Peut-être allez-vous nous annoncer en novembre que vous constatez avec surprise que telle ou telle aide n'a pas été consommée et nous dire que vous trouvez cela dommage. Mais à ce moment-là, le Parlement ne pourra rien faire, à part se désoler d'être ainsi mis devant le fait accompli. Ce n'est pas acceptable.
Il y a pourtant un moyen de remédier à cela. À l'occasion du PLFR, et je vous en remercie, vous nous aviez fourni un tableau de consommation des crédits 2021, programme par programme, y compris pour les missions Plan d'urgence et Plan de relance. Nous vous demandons de nous en présenter un équivalent, chaque mois, en allant dans le détail de chaque action.
J'en viens à un autre facteur du manque de lisibilité de l'exécution budgétaire. Le fait d'avoir ouvert les crédits relevant du plan de relance dans le cadre des missions classiques en 2020 et de les avoir ensuite transférés vers une nouvelle mission consacrée au plan de relance, qui n'a été ouverte qu'à partir de 2021, a substantiellement compliqué le suivi du budget pluriannuel des mesures, au point que même la Cour des comptes semble avoir renoncé à l'exercice de consolidation. La Cour vous demande donc un tableau précisant les programmes d'origine des crédits pour l'année 2020 et je vous serais reconnaissant de penser à mettre notre groupe en copie de la réponse que vous lui enverrez.
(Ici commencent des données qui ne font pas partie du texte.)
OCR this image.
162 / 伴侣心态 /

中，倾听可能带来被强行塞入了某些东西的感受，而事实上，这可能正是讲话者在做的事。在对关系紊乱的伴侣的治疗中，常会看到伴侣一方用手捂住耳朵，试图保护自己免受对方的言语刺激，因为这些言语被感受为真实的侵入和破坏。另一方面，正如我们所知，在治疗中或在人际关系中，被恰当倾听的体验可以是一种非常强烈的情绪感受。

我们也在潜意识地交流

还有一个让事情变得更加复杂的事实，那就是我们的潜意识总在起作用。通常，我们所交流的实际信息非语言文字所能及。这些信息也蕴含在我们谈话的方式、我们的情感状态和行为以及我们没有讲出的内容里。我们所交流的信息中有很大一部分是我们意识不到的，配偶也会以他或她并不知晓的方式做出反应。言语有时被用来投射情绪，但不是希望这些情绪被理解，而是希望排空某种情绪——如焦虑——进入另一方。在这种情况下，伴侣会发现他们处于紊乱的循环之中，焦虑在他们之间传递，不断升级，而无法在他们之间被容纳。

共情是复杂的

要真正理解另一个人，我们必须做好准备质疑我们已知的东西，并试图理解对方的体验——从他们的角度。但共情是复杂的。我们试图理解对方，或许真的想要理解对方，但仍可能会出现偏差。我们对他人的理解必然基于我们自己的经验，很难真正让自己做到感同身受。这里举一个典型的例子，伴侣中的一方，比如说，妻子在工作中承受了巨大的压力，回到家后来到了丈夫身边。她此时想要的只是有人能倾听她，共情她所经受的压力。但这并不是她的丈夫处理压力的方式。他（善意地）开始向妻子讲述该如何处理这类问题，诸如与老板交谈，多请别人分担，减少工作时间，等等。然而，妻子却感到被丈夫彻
Enfin, je constate que les derniers mois ont été marqués par des annonces d'aides et de primes et que vous semblez vouloir attendre le budget 2022 pour les intégrer, en pratique, au dispositif de soutien. En 2020 comme en 2021, nous n'avons eu de cesse de vous implorer de débloquer des moyens. Je trouve curieux que vous prévoyiez de le faire si tard. Je devine que vous visez un objectif surtout électoral : vous faites ces annonces avant les élections départementales et régionales et l'argent sortira en pleine campagne présidentielle. Mais quel heureux hasard, monsieur le ministre ! Je déplore que vous fassiez ainsi primer votre stratégie politique sur le soutien aux plus précaires et à nos jeunes.